Estimate entropy of a finite discrete system using limited samples

Following idea of:

  • Ma, “Calculation of Entropy from Data of Motion”, Journal of Statistical Physics 26, 221–240 (1981) URL. zotero

Consider a system with a state space of the size $|\mathbb{X}| = \Gamma$ with equal probability. The entropy is given by \begin{align} H & = - \sum_{x\in\mathbb{X}} \frac{1}{\Gamma} \ln\frac{1}{\Gamma} \\ & = \ln \Gamma . \end{align} The objective is to estimate $\Gamma$ by sampling the space $\mathbb{X}$. The only information we have is whether a sampled point is the same as the other: $\delta_{x_i,x_j}$.

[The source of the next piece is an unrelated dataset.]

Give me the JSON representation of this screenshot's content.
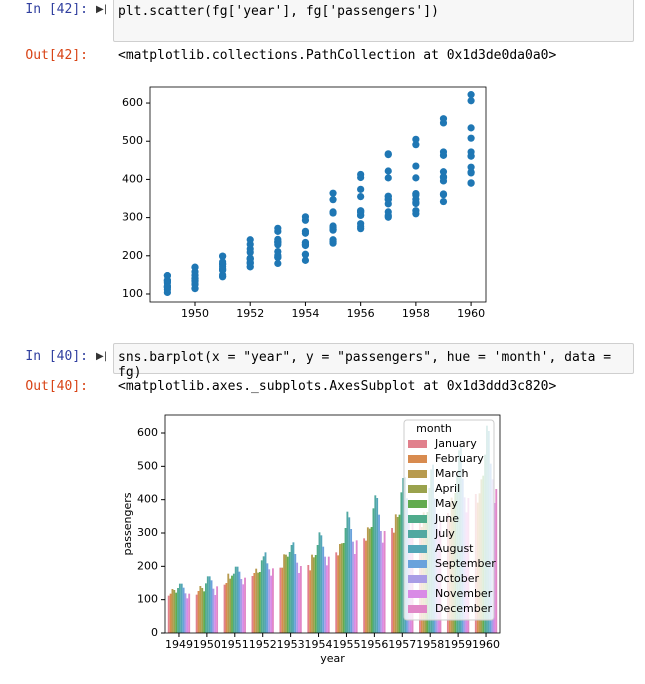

The consideration of Ma is that the number of repeats or the number of coincident pairs in the sequence of length $N$ is dependent on the space size $\Gamma$. If the sequence has zero correlation time and the element are drawn independently from the space, the chance of finding a pair to be coincident ($x_i=x_j$) is estimated by $P_\mathrm{c} = \Gamma^{-1}$. Since there are $N(N-1)/2$ pairs in a sequence of length $N$, the expected number of coincident pairs is given by \begin{equation} N_\mathrm{c} = \frac{N(N-1)}{2\Gamma}. \end{equation}

From the perspective of states, we assume that there are $k_n$ states out of $\Gamma$ that occur $n$ times in the sequence of size $N$. The total number of states is given by \begin{equation} \Gamma = \sum_n k_n \end{equation} while the length of the sequence is by \begin{equation} N = \sum_n n k_n . \end{equation} Since each element of the sequence is draw from the states, we have the total number of possible sequences \begin{equation} N_\mathrm{seq} = \Gamma^N. \end{equation} The number of of the sequences among $N_\mathrm{seq}$ that will give rise to a given combination of $\{k_n\}$ can be calculated from the product of two factors. First is the number of ways to pick the states with $n$ repeats for all $n$ values, \begin{equation} \frac{\Gamma !}{\prod_n k_n!}. \end{equation} Second is the number of ways assigned the orders in the sequence to the occurrences of the states, \begin{equation} \frac{N!}{\prod_n (n!)^{k_n}}. \end{equation}